For the initial move, I’m leaning toward fully transactional batches (e.g., 100 rows at a time). Since we’ll be using bulk INSERT INTO ... SELECT and DELETE operations for speed, the database naturally treats that entire command as one unit. If one row fails—say due to a deadlock or a rare foreign key violation—the whole batch rolls back. This is actually the safest default because it prevents “half-moved” data where a record is created in the archive but fails to delete from the active table.
However, to avoid letting one “toxic” row block the entire process, I’m planning a Retry & Isolate mechanism:
The Fast Path: We attempt the move in large batches e.g (100+ rows) for maximum efficiency.
The Fallback: If a batch fails, the system doesn’t just stop.

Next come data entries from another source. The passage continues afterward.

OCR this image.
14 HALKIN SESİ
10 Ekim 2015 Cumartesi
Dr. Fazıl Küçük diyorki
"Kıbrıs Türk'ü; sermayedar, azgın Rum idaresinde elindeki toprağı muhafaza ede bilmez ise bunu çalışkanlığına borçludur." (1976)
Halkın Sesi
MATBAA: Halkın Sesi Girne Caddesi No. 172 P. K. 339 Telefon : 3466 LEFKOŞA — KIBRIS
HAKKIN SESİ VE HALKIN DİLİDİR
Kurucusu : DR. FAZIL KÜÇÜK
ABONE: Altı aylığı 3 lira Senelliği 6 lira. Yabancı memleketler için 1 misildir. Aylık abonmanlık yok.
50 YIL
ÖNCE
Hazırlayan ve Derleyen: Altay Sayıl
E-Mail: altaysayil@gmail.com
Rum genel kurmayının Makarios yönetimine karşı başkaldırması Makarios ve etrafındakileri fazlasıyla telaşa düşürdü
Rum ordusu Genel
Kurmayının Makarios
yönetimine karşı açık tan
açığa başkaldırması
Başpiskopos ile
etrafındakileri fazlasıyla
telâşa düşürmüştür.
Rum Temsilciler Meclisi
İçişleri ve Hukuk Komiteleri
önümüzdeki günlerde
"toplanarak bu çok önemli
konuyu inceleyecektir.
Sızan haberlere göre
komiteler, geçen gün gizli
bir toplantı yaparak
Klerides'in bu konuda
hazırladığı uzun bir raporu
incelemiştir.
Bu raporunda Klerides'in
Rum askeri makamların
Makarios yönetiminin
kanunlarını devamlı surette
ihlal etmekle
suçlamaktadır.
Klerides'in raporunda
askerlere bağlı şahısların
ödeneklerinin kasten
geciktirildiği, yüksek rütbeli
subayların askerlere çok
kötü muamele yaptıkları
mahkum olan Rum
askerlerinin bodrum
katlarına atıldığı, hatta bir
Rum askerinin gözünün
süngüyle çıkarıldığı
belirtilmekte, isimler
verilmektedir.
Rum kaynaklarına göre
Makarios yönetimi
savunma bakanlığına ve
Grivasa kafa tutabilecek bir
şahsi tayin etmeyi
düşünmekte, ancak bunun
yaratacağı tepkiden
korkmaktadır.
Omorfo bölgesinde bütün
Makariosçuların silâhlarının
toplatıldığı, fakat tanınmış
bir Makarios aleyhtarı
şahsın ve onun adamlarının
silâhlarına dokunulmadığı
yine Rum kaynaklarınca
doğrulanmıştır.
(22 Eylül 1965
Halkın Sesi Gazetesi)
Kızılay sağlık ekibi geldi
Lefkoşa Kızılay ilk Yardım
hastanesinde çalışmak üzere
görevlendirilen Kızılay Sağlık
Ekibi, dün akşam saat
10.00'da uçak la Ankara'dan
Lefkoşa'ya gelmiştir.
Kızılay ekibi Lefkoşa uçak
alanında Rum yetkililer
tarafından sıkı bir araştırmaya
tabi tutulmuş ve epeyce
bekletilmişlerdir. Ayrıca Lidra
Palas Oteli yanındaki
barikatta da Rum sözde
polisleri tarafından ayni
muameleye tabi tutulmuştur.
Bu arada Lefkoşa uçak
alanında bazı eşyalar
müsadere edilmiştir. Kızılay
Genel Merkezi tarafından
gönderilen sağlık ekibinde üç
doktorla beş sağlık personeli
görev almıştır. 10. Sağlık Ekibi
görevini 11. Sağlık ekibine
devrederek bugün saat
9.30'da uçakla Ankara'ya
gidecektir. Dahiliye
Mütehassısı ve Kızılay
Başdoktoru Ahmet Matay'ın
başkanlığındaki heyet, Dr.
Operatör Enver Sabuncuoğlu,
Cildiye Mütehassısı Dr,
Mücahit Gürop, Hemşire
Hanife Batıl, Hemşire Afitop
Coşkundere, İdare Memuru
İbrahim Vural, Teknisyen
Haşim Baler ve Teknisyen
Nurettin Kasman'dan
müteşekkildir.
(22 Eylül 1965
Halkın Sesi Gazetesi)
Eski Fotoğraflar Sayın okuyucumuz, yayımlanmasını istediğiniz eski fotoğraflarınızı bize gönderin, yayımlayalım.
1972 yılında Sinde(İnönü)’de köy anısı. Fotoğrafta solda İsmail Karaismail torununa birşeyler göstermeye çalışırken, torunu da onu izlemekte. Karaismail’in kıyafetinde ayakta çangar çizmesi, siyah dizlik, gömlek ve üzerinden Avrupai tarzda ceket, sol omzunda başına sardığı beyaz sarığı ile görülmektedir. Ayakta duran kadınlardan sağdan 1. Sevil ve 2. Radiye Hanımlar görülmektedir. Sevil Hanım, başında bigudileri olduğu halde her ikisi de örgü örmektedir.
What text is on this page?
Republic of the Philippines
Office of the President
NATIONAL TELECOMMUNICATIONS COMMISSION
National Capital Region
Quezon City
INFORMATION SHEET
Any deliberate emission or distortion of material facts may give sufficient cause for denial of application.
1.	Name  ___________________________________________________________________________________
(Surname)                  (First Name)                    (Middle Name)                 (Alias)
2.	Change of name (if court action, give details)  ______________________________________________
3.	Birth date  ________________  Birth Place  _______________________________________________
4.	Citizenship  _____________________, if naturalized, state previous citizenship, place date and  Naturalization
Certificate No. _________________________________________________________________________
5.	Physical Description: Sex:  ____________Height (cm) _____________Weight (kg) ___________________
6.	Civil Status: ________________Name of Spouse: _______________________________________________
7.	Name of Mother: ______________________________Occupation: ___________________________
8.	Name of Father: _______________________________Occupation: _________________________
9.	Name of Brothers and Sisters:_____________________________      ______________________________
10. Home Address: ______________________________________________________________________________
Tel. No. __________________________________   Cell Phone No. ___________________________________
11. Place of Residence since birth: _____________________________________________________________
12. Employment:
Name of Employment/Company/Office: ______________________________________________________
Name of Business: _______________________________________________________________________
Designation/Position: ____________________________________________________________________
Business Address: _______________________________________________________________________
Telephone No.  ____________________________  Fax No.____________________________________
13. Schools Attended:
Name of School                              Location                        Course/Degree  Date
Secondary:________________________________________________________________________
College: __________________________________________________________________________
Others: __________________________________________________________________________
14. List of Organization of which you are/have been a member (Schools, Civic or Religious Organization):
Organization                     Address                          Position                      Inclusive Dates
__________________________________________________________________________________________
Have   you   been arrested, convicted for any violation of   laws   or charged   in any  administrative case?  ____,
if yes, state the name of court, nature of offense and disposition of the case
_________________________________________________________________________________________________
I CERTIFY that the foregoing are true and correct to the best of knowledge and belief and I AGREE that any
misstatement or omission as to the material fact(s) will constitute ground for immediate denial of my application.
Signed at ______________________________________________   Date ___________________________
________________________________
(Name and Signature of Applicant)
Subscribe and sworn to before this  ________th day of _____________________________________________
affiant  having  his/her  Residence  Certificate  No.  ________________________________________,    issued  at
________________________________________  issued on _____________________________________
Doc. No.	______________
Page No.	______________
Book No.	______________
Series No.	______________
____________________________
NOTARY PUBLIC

It automatically retries that specific set of rows in smaller “micro-batches” (even down to 1 row at a time).
Isolation: This allows the 99 “healthy” rows to be archived successfully in the second pass, while the 1 problematic row is isolated, left in the active table, and logged for the admin to review.
This way, we get the efficiency of bulk processing without the fragility of a “one-fail-stops-all” system. It keeps the archival moving through millions of records while gracefully handling the edge cases.
Does that balance of speed and safety make sense to you, or do you think we should look into a different retry pattern?
Thanks for the detailed explanation, this really helps clarify the approach.
Looking at the Obs structure, the leaf to root strategy makes a lot of sense. Since Obs is not just a simple hierarchy but also maintains version chains through previousVersion, along with parent child relationships via obsGroup and groupMembers, handling leaves first helps avoid breaking both the grouping structure and the version lineage.
The transactional batch approach combined with retry and isolate also feels like a solid balance between safety and performance. It ensures we do not end up with partially moved data while still allowing progress when a few problematic rows exist.
One thing I was thinking about is safe retries during the fallback phase. In cases where a batch is retried in smaller units, would it be useful to consider idempotency so that already archived rows are not processed again?
Also, for long running archival jobs, would it make sense to track progress, such as a checkpoint or last processed obs id, so the process can resume efficiently without scanning large portions of the table again?
Overall, the design looks robust, especially in how it preserves integrity across both hierarchical and versioned relationships while still handling scale.